No one at that dinner ventured that it was. Instead, they talked of intense rivalry in the streaming wars, after a period in which Netflix had had its own way but now faced competition from two of the world’s biggest businesses (Apple and Amazon) and US studio giants plunging headfirst into the SVoD sector. The producers also wondered whether its red-hot programming streak had cooled.

“There is simplicity to its UK strategy that gives Netflix an advantage: no out-of-London quotas, no target demographics, no remit obligations. Just the freedom to take some big swings”

There’s not much Netflix can do about the former – but a lot it can do about the latter. Which is perhaps why its UK commissioning team is so single-minded (they were perfectly aligned across our four interviews this month) about finding outstanding, authentic British stories that can deliver on a global platform.

There is simplicity to its UK strategy – make great shows – that gives it an advantage. No out-of-London quotas, no target demographics, no slots to fill, no fixed volume of hours to deliver, no greenlights from Los Angeles, no remit obligations. Just the freedom and the spending power to take some swings.

The business is taking that opportunity seriously. A few years ago, Netflix was a slightly furtive presence at the Edinburgh TV Festival, its execs ensconced at the Sheraton Hotel around the corner taking secret meetings with a select few producers.

Now it is heading to the festival to talk up its place as an established, additive part of the UK sector, and with its new Berners Street office a regular calling port for a far broader slice of the production community.
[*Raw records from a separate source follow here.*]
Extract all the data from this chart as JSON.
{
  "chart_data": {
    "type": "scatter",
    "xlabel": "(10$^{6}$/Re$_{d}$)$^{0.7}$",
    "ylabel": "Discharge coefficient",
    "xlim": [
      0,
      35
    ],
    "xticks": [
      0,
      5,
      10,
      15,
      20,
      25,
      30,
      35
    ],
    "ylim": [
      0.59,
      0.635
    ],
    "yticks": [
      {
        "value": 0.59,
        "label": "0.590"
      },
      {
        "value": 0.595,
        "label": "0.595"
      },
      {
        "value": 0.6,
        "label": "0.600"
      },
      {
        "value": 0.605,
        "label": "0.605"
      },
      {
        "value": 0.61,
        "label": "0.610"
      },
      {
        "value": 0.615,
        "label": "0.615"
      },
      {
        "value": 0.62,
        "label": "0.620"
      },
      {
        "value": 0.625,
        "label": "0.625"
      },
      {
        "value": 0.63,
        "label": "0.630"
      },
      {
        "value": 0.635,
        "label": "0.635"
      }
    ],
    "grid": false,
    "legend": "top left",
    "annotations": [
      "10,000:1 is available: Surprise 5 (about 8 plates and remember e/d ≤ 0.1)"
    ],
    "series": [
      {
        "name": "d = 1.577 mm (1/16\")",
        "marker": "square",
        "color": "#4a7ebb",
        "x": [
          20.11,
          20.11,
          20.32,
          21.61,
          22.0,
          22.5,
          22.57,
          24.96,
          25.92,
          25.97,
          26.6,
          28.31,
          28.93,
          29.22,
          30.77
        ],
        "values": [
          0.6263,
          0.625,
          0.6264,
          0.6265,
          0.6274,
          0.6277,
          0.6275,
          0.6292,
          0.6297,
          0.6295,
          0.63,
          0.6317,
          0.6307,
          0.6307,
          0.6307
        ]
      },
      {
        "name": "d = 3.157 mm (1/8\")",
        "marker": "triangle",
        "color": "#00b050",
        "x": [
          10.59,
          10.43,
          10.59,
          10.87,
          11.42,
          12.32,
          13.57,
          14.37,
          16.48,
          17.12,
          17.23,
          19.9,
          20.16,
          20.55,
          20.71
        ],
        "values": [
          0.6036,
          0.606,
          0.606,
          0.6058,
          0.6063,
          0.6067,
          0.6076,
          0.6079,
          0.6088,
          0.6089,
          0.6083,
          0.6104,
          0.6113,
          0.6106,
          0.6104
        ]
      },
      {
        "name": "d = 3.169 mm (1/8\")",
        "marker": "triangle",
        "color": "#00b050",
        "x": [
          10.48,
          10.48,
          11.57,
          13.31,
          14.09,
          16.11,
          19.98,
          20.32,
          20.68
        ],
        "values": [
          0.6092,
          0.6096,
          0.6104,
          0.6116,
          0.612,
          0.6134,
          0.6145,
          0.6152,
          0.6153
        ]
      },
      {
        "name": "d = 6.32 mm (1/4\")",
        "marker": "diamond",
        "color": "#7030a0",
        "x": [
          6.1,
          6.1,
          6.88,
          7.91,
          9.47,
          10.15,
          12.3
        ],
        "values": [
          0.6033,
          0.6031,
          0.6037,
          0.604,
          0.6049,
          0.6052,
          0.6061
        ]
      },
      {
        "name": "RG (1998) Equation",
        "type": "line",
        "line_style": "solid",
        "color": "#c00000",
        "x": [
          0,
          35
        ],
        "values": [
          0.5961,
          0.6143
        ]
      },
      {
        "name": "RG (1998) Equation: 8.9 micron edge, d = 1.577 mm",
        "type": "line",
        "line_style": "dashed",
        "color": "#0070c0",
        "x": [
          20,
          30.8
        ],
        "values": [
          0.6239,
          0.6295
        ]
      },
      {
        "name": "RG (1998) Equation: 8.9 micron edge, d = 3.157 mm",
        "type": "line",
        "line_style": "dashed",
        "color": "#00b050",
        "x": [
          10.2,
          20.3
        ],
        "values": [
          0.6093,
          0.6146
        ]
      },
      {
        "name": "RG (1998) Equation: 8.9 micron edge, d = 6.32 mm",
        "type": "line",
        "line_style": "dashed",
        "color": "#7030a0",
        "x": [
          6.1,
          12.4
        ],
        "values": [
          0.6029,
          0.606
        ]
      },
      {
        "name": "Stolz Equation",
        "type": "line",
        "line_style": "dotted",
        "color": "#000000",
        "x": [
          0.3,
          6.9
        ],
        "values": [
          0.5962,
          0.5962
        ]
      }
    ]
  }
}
The discussions in that building, and at Netflix’s local commissioning teams and US headquarters, hold the key to its success.

Stranger Things

Stranger Things

There’s talk about its crackdown on password sharing after an extended laissez-faire approach, and the planned launch of a lower-cost, ad-supported tier. But while those measures will be important in growing revenues, it is how Netflix spends its cash that really counts. What prevented it from losing even more subs earlier this year wasn’t a shift of corporate strategy, it was Stranger Things.

Every content company in the world is chasing the same thing – shows that people just have to watch – and Anne Mensah and her team say there are no budgetary or spending implications from the company’s fall in share price.

In other words, they have the right environment to push boundaries – not in terms of edginess necessarily, but in the shape of well-funded, expertly crafted programming.

In truth, Netflix is only now finding its feet in the UK, with shows pitched, ordered and produced here starting to appear more regularly on its platform. Over the next two years, there should be a clearer sense of how it is faring – if not with elusive viewing data, then with word-of-mouth, cut-through and cultural impact.

Chris Curtis

The Crown burned bright in the early stages of Netflix’s growth, now the challenge is for the local UK team to deliver its own Selling Sunset or Lupin, Squid Game or Money Heist, The Sandman or Is it Cake? to help Netflix regain some of its lost lustre. The stakes are high – but who doesn’t love a bit of jeopardy?